Back of this, of course, lie many questions of general management of the railroads which cannot now be discussed. It is said, for example, that some of the men who have struck on the Baltimore and Ohio Road have been earning a sum hardly sufficient for subsistence, and that the proposed reduction would leave them less wages than are adequate for the support of life.  If this is true, it is deplorable, both as regards the condition of the men and the condition of the railroad corporation. It is no less deplorable that men needy enough to accept the reduced terms can now be found. Just now, however, this is not the question. Ours is a free country, and the right of a man to get the best price he can for his work necessarily involves the converse of this proposition: a man or corporation may procure labor at the lowest possible cost. It is a pretty bad state of things when able-bodied men are obliged to work for three or four dollars a week, and pay extra expenses for board out of that. It is worse, however, when any considerable body of men, armed, belligerent, and violent, insist, at the pistol's muzzle, that they shall be paid certain wages, and that no man shall work for less at the peril of his life. As well might a striker go into a grocery store and insist that the dealer sell him provisions at a certain price or have his head shot off.
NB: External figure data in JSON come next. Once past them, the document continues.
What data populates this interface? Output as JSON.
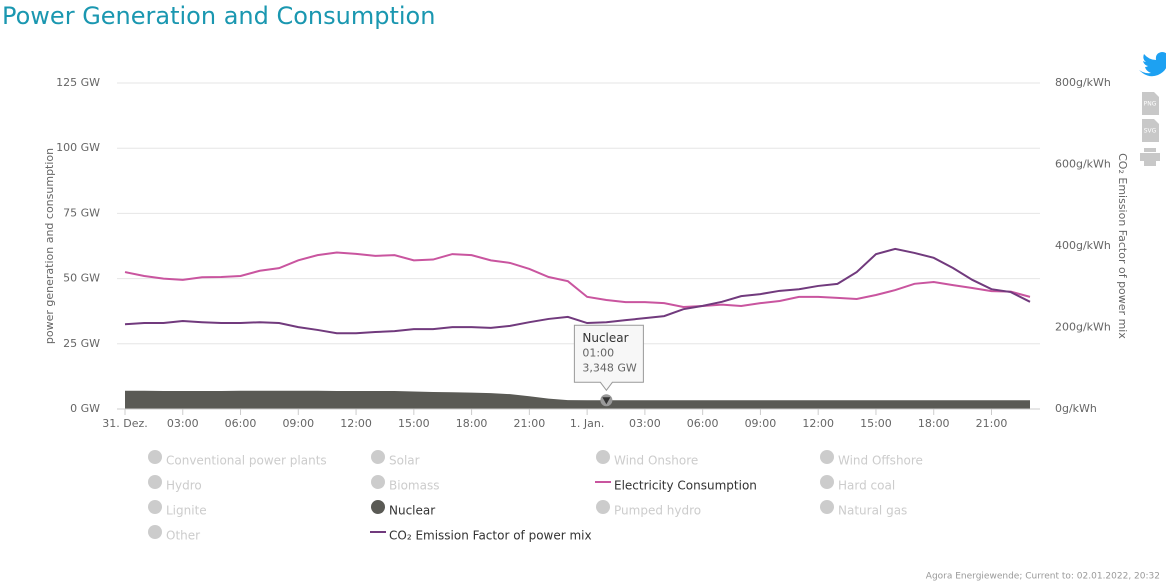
{
  "chart_data": {
    "type": "line",
    "title": "Power Generation and Consumption",
    "ylabel": "power generation and consumption",
    "y2label": "CO₂ Emission Factor of power mix",
    "categories": [
      "31. Dez.",
      null,
      null,
      "03:00",
      null,
      null,
      "06:00",
      null,
      null,
      "09:00",
      null,
      null,
      "12:00",
      null,
      null,
      "15:00",
      null,
      null,
      "18:00",
      null,
      null,
      "21:00",
      null,
      null,
      "1. Jan.",
      "01:00",
      null,
      "03:00",
      null,
      null,
      "06:00",
      null,
      null,
      "09:00",
      null,
      null,
      "12:00",
      null,
      null,
      "15:00",
      null,
      null,
      "18:00",
      null,
      null,
      "21:00",
      null,
      null
    ],
    "ylim": [
      0,
      125
    ],
    "yticks": [
      {
        "value": 0,
        "label": "0 GW"
      },
      {
        "value": 25,
        "label": "25 GW"
      },
      {
        "value": 50,
        "label": "50 GW"
      },
      {
        "value": 75,
        "label": "75 GW"
      },
      {
        "value": 100,
        "label": "100 GW"
      },
      {
        "value": 125,
        "label": "125 GW"
      }
    ],
    "y2lim": [
      0,
      800
    ],
    "y2ticks": [
      {
        "value": 0,
        "label": "0g/kWh"
      },
      {
        "value": 200,
        "label": "200g/kWh"
      },
      {
        "value": 400,
        "label": "400g/kWh"
      },
      {
        "value": 600,
        "label": "600g/kWh"
      },
      {
        "value": 800,
        "label": "800g/kWh"
      }
    ],
    "grid": true,
    "series": [
      {
        "name": "Nuclear",
        "type": "area",
        "color": "#5a5a55",
        "values": [
          7.0,
          7.0,
          6.9,
          6.9,
          6.9,
          6.9,
          7.0,
          7.0,
          7.0,
          7.0,
          7.0,
          6.9,
          6.9,
          6.9,
          6.9,
          6.7,
          6.5,
          6.4,
          6.3,
          6.1,
          5.7,
          4.9,
          4.0,
          3.4,
          3.35,
          3.348,
          3.35,
          3.35,
          3.35,
          3.35,
          3.35,
          3.35,
          3.35,
          3.35,
          3.35,
          3.35,
          3.35,
          3.35,
          3.35,
          3.35,
          3.35,
          3.35,
          3.35,
          3.35,
          3.35,
          3.35,
          3.35,
          3.35
        ],
        "value_labels": [
          null,
          null,
          null,
          null,
          null,
          null,
          null,
          null,
          null,
          null,
          null,
          null,
          null,
          null,
          null,
          null,
          null,
          null,
          null,
          null,
          null,
          null,
          null,
          null,
          null,
          "3,348 GW",
          null,
          null,
          null,
          null,
          null,
          null,
          null,
          null,
          null,
          null,
          null,
          null,
          null,
          null,
          null,
          null,
          null,
          null,
          null,
          null,
          null,
          null
        ]
      },
      {
        "name": "Electricity Consumption",
        "type": "line",
        "color": "#c9559f",
        "values": [
          52.5,
          51,
          50,
          49.5,
          50.5,
          50.6,
          51,
          53,
          54,
          57,
          59,
          60,
          59.5,
          58.7,
          59,
          57,
          57.3,
          59.4,
          59,
          57,
          56,
          53.7,
          50.6,
          49,
          43,
          41.8,
          41,
          41,
          40.6,
          39.1,
          39.5,
          40,
          39.5,
          40.6,
          41.4,
          43,
          43,
          42.6,
          42.2,
          43.7,
          45.6,
          48,
          48.7,
          47.5,
          46.4,
          45.2,
          45,
          43
        ]
      },
      {
        "name": "CO₂ Emission Factor of power mix",
        "type": "line",
        "axis": "y2",
        "color": "#713a7d",
        "values": [
          208,
          211,
          211,
          216,
          213,
          211,
          211,
          213,
          211,
          201,
          194,
          186,
          186,
          189,
          191,
          196,
          196,
          201,
          201,
          199,
          204,
          213,
          221,
          226,
          211,
          213,
          218,
          223,
          228,
          245,
          253,
          263,
          277,
          282,
          290,
          294,
          302,
          307,
          336,
          380,
          393,
          383,
          371,
          346,
          317,
          294,
          287,
          263
        ]
      }
    ],
    "legend": [
      {
        "name": "Conventional power plants",
        "visible": false
      },
      {
        "name": "Solar",
        "visible": false
      },
      {
        "name": "Wind Onshore",
        "visible": false
      },
      {
        "name": "Wind Offshore",
        "visible": false
      },
      {
        "name": "Hydro",
        "visible": false
      },
      {
        "name": "Biomass",
        "visible": false
      },
      {
        "series": 1
      },
      {
        "name": "Hard coal",
        "visible": false
      },
      {
        "name": "Lignite",
        "visible": false
      },
      {
        "series": 0
      },
      {
        "name": "Pumped hydro",
        "visible": false
      },
      {
        "name": "Natural gas",
        "visible": false
      },
      {
        "name": "Other",
        "visible": false
      },
      {
        "series": 2
      }
    ],
    "source": "Agora Energiewende; Current to: 02.01.2022, 20:32",
    "icons": [
      "PNG",
      "SVG"
    ]
  }
}
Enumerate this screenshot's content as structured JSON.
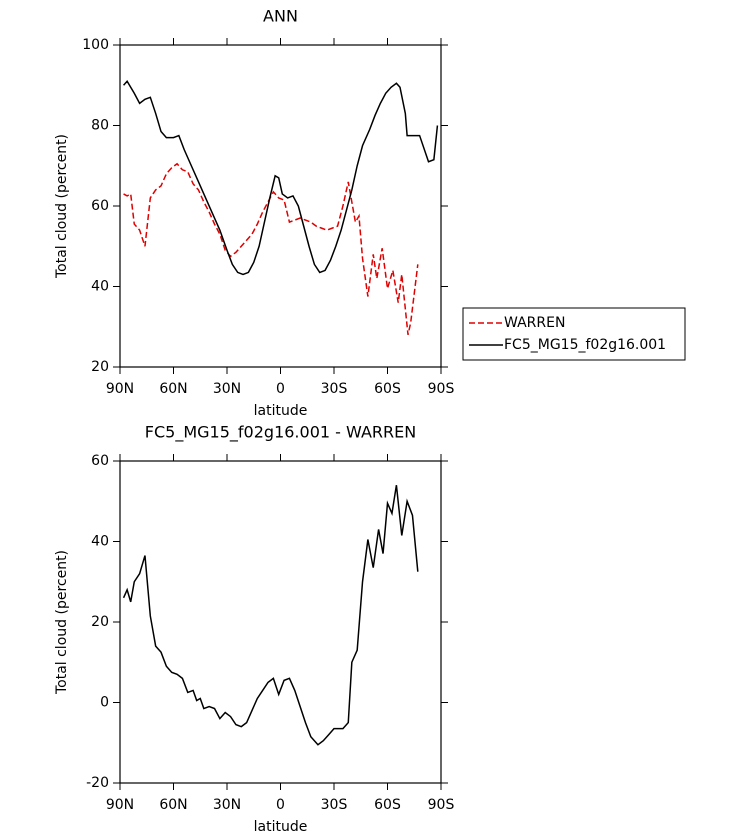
{
  "chart_data": [
    {
      "type": "line",
      "title": "ANN",
      "xlabel": "latitude",
      "ylabel": "Total cloud (percent)",
      "xlim": [
        90,
        -90
      ],
      "xticks": [
        {
          "value": 90,
          "label": "90N"
        },
        {
          "value": 60,
          "label": "60N"
        },
        {
          "value": 30,
          "label": "30N"
        },
        0,
        {
          "value": -30,
          "label": "30S"
        },
        {
          "value": -60,
          "label": "60S"
        },
        {
          "value": -90,
          "label": "90S"
        }
      ],
      "ylim": [
        20,
        100
      ],
      "yticks": [
        20,
        40,
        60,
        80,
        100
      ],
      "legend": "right",
      "series": [
        {
          "name": "WARREN",
          "color": "#e00000",
          "style": "dashed",
          "x": [
            88,
            86,
            84,
            82,
            79,
            76,
            73,
            70,
            67,
            64,
            61,
            58,
            55,
            52,
            49,
            46,
            43,
            40,
            37,
            34,
            31,
            28,
            25,
            22,
            19,
            16,
            13,
            10,
            7,
            4,
            1,
            -2,
            -5,
            -8,
            -11,
            -14,
            -17,
            -20,
            -23,
            -26,
            -29,
            -32,
            -35,
            -38,
            -40,
            -42,
            -44,
            -46,
            -49,
            -52,
            -54,
            -57,
            -60,
            -63,
            -66,
            -68,
            -71.5,
            -73,
            -77
          ],
          "values": [
            63,
            62.5,
            63,
            55.5,
            54,
            50,
            62,
            64,
            65,
            68,
            69.5,
            70.5,
            69,
            68.5,
            65.5,
            64,
            61,
            58.5,
            55.5,
            53,
            49,
            47.5,
            48.5,
            50,
            51.5,
            53,
            55.5,
            58.5,
            61,
            63.5,
            62,
            61.5,
            56,
            56.5,
            57,
            56.5,
            56,
            55,
            54.5,
            54,
            54.5,
            55,
            60,
            66,
            61,
            56,
            57.5,
            47,
            37.5,
            48,
            42,
            49.5,
            39.5,
            44,
            36,
            43,
            28,
            31,
            45.5
          ]
        },
        {
          "name": "FC5_MG15_f02g16.001",
          "color": "#000000",
          "style": "solid",
          "x": [
            88,
            86,
            82,
            79,
            76,
            73,
            70,
            67,
            64,
            60,
            57,
            54,
            50,
            46,
            42,
            38,
            34,
            30,
            27,
            24,
            21,
            18,
            15,
            12,
            9,
            6,
            3,
            1,
            -1,
            -4,
            -7,
            -10,
            -13,
            -16,
            -19,
            -22,
            -25,
            -28,
            -31,
            -34,
            -37,
            -40,
            -43,
            -46,
            -50,
            -53,
            -56,
            -59,
            -62,
            -65,
            -67,
            -70,
            -71,
            -78,
            -83,
            -86,
            -88
          ],
          "values": [
            90,
            91,
            88,
            85.5,
            86.5,
            87,
            83,
            78.5,
            77,
            77,
            77.5,
            74,
            70,
            66,
            62,
            58,
            54,
            49,
            45.5,
            43.5,
            43,
            43.5,
            46,
            50,
            56,
            62,
            67.5,
            67,
            63,
            62,
            62.5,
            60,
            55,
            50,
            45.5,
            43.5,
            44,
            46.5,
            50,
            54,
            59,
            64,
            70,
            75,
            79,
            82.5,
            85.5,
            88,
            89.5,
            90.5,
            89.5,
            83,
            77.5,
            77.5,
            71,
            71.5,
            80
          ]
        }
      ]
    },
    {
      "type": "line",
      "title": "FC5_MG15_f02g16.001 - WARREN",
      "xlabel": "latitude",
      "ylabel": "Total cloud (percent)",
      "xlim": [
        90,
        -90
      ],
      "xticks": [
        {
          "value": 90,
          "label": "90N"
        },
        {
          "value": 60,
          "label": "60N"
        },
        {
          "value": 30,
          "label": "30N"
        },
        0,
        {
          "value": -30,
          "label": "30S"
        },
        {
          "value": -60,
          "label": "60S"
        },
        {
          "value": -90,
          "label": "90S"
        }
      ],
      "ylim": [
        -20,
        60
      ],
      "yticks": [
        -20,
        0,
        20,
        40,
        60
      ],
      "color": "#000000",
      "x": [
        88,
        86,
        84,
        82,
        79,
        76,
        73,
        70,
        67,
        64,
        61,
        58,
        55,
        52,
        49,
        47,
        45,
        43,
        40,
        37,
        34,
        31,
        28,
        25,
        22,
        19,
        16,
        13,
        10,
        7,
        4,
        1,
        -2,
        -5,
        -8,
        -11,
        -14,
        -17,
        -21,
        -24,
        -27,
        -30,
        -33,
        -35,
        -38,
        -40,
        -43,
        -46,
        -49,
        -52,
        -55,
        -57.5,
        -60,
        -62.5,
        -65,
        -68,
        -71,
        -74,
        -77
      ],
      "values": [
        26,
        28,
        25,
        30,
        32,
        36.5,
        21.5,
        14,
        12.5,
        9,
        7.5,
        7,
        6,
        2.5,
        3,
        0.5,
        1,
        -1.5,
        -1,
        -1.5,
        -4,
        -2.5,
        -3.5,
        -5.5,
        -6,
        -5,
        -2,
        1,
        3,
        5,
        6,
        2,
        5.5,
        6,
        3,
        -1,
        -5,
        -8.5,
        -10.5,
        -9.5,
        -8,
        -6.5,
        -6.5,
        -6.5,
        -5,
        10,
        13,
        30,
        40.5,
        33.5,
        43,
        37,
        49.5,
        47,
        54,
        41.5,
        50,
        46.5,
        32.5
      ]
    }
  ]
}
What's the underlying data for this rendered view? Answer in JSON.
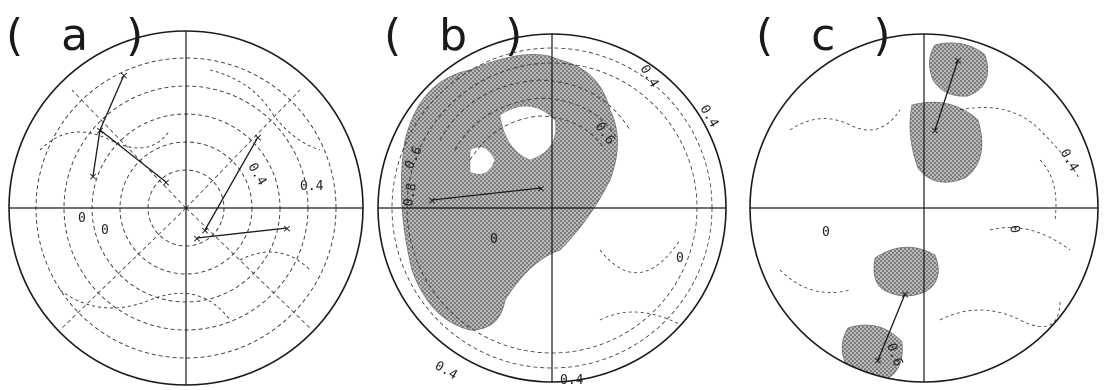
{
  "figure": {
    "ink_color": "#1a1a1a",
    "shade_color": "#9a9a9a",
    "panels": [
      {
        "id": "a",
        "label": "( a )",
        "contour_labels": [
          "0.4",
          "0.4",
          "0",
          "0"
        ],
        "vectors": 4
      },
      {
        "id": "b",
        "label": "( b )",
        "contour_labels": [
          "0.4",
          "0.4",
          "0.6",
          "0.6",
          "0.8",
          "0",
          "0",
          "0.4",
          "0.4"
        ],
        "vectors": 1
      },
      {
        "id": "c",
        "label": "( c )",
        "contour_labels": [
          "0.4",
          "0",
          "0",
          "0.6"
        ],
        "vectors": 2
      }
    ]
  }
}
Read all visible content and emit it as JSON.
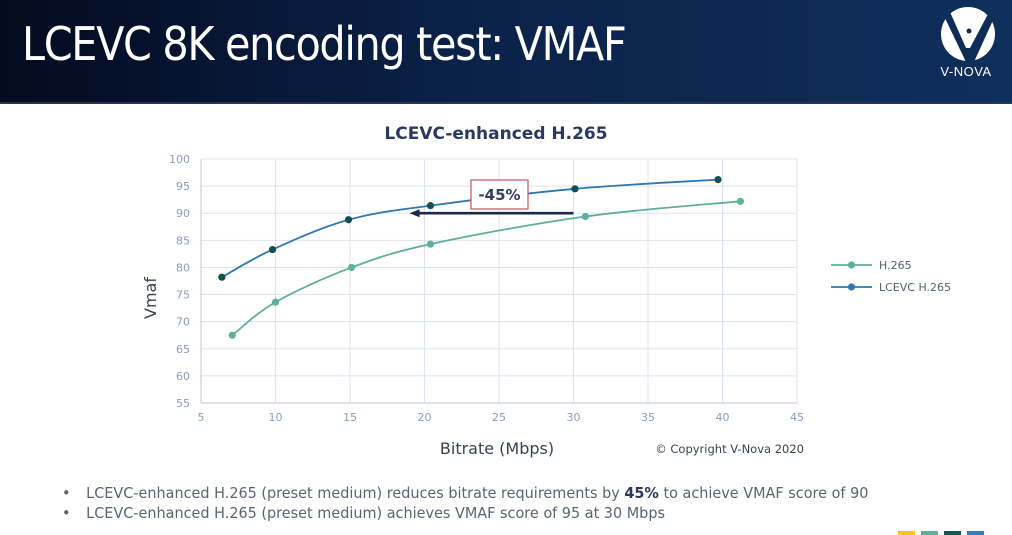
{
  "slide": {
    "title": "LCEVC 8K encoding test: VMAF",
    "logo_text": "V-NOVA",
    "copyright": "© Copyright V-Nova 2020",
    "bullets": [
      {
        "before": "LCEVC-enhanced H.265 (preset medium) reduces bitrate requirements by ",
        "bold": "45%",
        "after": " to achieve VMAF score of 90"
      },
      {
        "before": "LCEVC-enhanced H.265 (preset medium) achieves VMAF score of 95 at 30 Mbps",
        "bold": "",
        "after": ""
      }
    ],
    "footer_colors": [
      "#f5c518",
      "#5eb09a",
      "#125558",
      "#2f7fc1"
    ]
  },
  "chart_data": {
    "type": "line",
    "title": "LCEVC-enhanced H.265",
    "xlabel": "Bitrate (Mbps)",
    "ylabel": "Vmaf",
    "xlim": [
      5,
      45
    ],
    "ylim": [
      55,
      100
    ],
    "xticks": [
      5,
      10,
      15,
      20,
      25,
      30,
      35,
      40,
      45
    ],
    "yticks": [
      55,
      60,
      65,
      70,
      75,
      80,
      85,
      90,
      95,
      100
    ],
    "grid": true,
    "legend_position": "right",
    "series": [
      {
        "name": "H.265",
        "color": "#5eb09a",
        "marker_color": "#5eb09a",
        "x": [
          7.1,
          10.0,
          15.1,
          20.4,
          30.8,
          41.2
        ],
        "y": [
          67.5,
          73.6,
          80.0,
          84.3,
          89.4,
          92.2
        ]
      },
      {
        "name": "LCEVC H.265",
        "color": "#2f77b0",
        "marker_color": "#14504f",
        "x": [
          6.4,
          9.8,
          14.9,
          20.4,
          30.1,
          39.7
        ],
        "y": [
          78.2,
          83.3,
          88.8,
          91.4,
          94.5,
          96.2
        ]
      }
    ],
    "annotation": {
      "text": "-45%",
      "arrow_from": [
        30,
        90
      ],
      "arrow_to": [
        19,
        90
      ],
      "border_color": "#c0555a"
    }
  }
}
As at is, the passenger and freight business on several great roads is impeded and confused by unlawful acts of men who insist on being employed at certain wages. The corporation for which they have worked, though it may be ill-managed, and even dishonestly managed, is under no obligation to employ them at any rate of compensation which is not acceptable to both parties. But a strange hallucination seems to have seized the men, who fancy, because they have worked for the corporation, they have a standing claim for employment at wages which they may dictate. The hallucination, unhappily, extends to many unthinking people outside the ranks of the employed. In Baltimore, for example, a regiment marching to the scene of disorder was fired upon by a crowd of sympathizers with the strikes. The fire was returned and several people were killed. This is simply a revolt against law and order. How soon it will end, we cannot tell. That it can only end in one way is absolutely certain. The railroad companies are entitled to the protection of the law in the pursuit of their lawful business. Nobody has a claim upon them for employment. Any interference with them, or with their employe[e]s, must be prevented, whatever it may cost.

Source:
"The Great Railroad Strike," New York Times (21 Jul 1877), 4.